On each song on “Volume 1,” the debut EP from the rising R&B singer Pink Sweats, the first element that communicates real feeling is a guitar, picked with sadness and regret. His lo-fi songs propose that an R&B Lothario can be a lonely singer-songwriter, someone who’s assured but also alienated. “You say it’s Bonnie and Clyde but I feel like Bobby and Whitney/ Don’t know if you ride for me or if you riding against me,” he laments on “Would You,” in a voice that’s sweet and breathy but that also telegraphs uncertainty. Most Pink Sweats songs are spare — the ornamentation comes in the storytelling, which is vivid and direct, communicating a great deal via impressionistic detail. The luscious and caressing “Cocaine” and the stark, Weeknd-esque “No Replacing You” both capture the aching tragedy of a life lived on the wild side, but Pink Sweats doesn’t play it for cheap thrills. He absorbs, internalizes, and then whispers his hurt.

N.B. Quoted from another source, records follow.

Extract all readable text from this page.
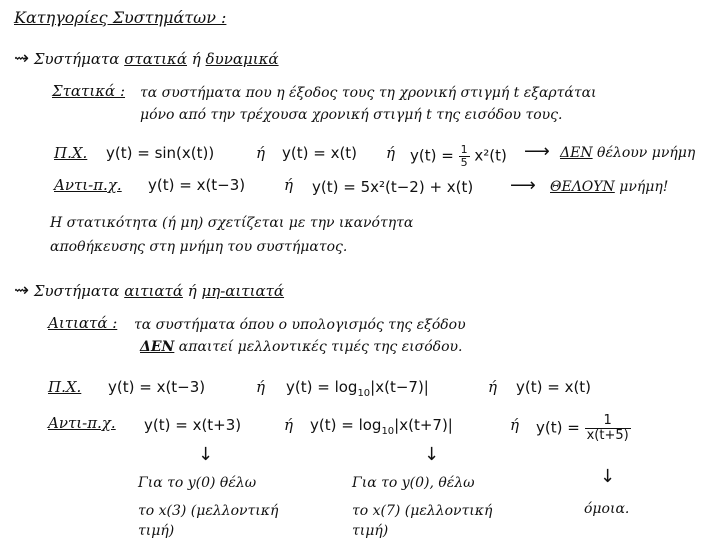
Κατηγορίες Συστημάτων :
⇝ Συστήματα στατικά ή δυναμικά
Στατικά : τα συστήματα που η έξοδος τους τη χρονική στιγμή t εξαρτάται
μόνο από την τρέχουσα χρονική στιγμή t της εισόδου τους.
Π.Χ. y(t) = sin(x(t))	ή y(t) = x(t) ή $y(t) = \frac{1}{5} x^2(t)$ ⟶ ΔΕΝ θέλουν μνήμη
Αντι-π.χ. y(t) = x(t−3)	ή y(t) = 5x²(t−2) + x(t) ⟶ ΘΕΛΟΥΝ μνήμη!
Η στατικότητα (ή μη) σχετίζεται με την ικανότητα
αποθήκευσης στη μνήμη του συστήματος.
⇝ Συστήματα αιτιατά ή μη-αιτιατά
Αιτιατά : τα συστήματα όπου ο υπολογισμός της εξόδου
ΔΕΝ απαιτεί μελλοντικές τιμές της εισόδου.
Π.Χ. y(t) = x(t−3)	ή $y(t) = \log_{10}|x(t-7)|$	ή y(t) = x(t)
Αντι-π.χ. y(t) = x(t+3)	ή $y(t) = \log_{10}|x(t+7)|$	ή $y(t) = \frac{1}{x(t+5)}$
↓	↓
↓
Για το y(0) θέλω
το x(3) (μελλοντική
τιμή)
Για το y(0), θέλω
το x(7) (μελλοντική
τιμή)
όμοια.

Most of the aforementioned music proactively ignores hip-hop, and doesn’t bother finding common ground to ease its path toward the mainstream, or to the radio — it avoids the conundrum of compromise. But there are still a handful of soul singers who choose a more accommodationist route and manage not to lose themselves in the process. Jacquees, signed to Cash Money Records, and a longtime collaborator with various rappers, is exactly the sort of singer who’s been sidelined in the last decade, reduced to a foil. But what’s clear on “4275,” his debut album after years of mixtapes and guest appearances, is his unwillingness to be pigeonholed, and also the specificity of his vocal gift, which is far more reminiscent of the gentle singers of the 1980s than the wrestlers of the hip-hop generation.
“4275” — which was released this summer, then rereleased in an expanded version in September — is a bracing album. Jacquees is a flamboyantly talented singer, nimble and calm. It’s clear from his subject matter and phrasing that hip-hop in his DNA. But despite the raw content of his songs, he sings with rigor and conviction — he’s an R&B purist at heart. And even though there are rapper collaborations here, the more meaningful endorsements come from older R&B stars — Donell Jones, Trey Songz, Jagged Edge, LaTocha Scott of Xscape — who come through to anoint one of their own.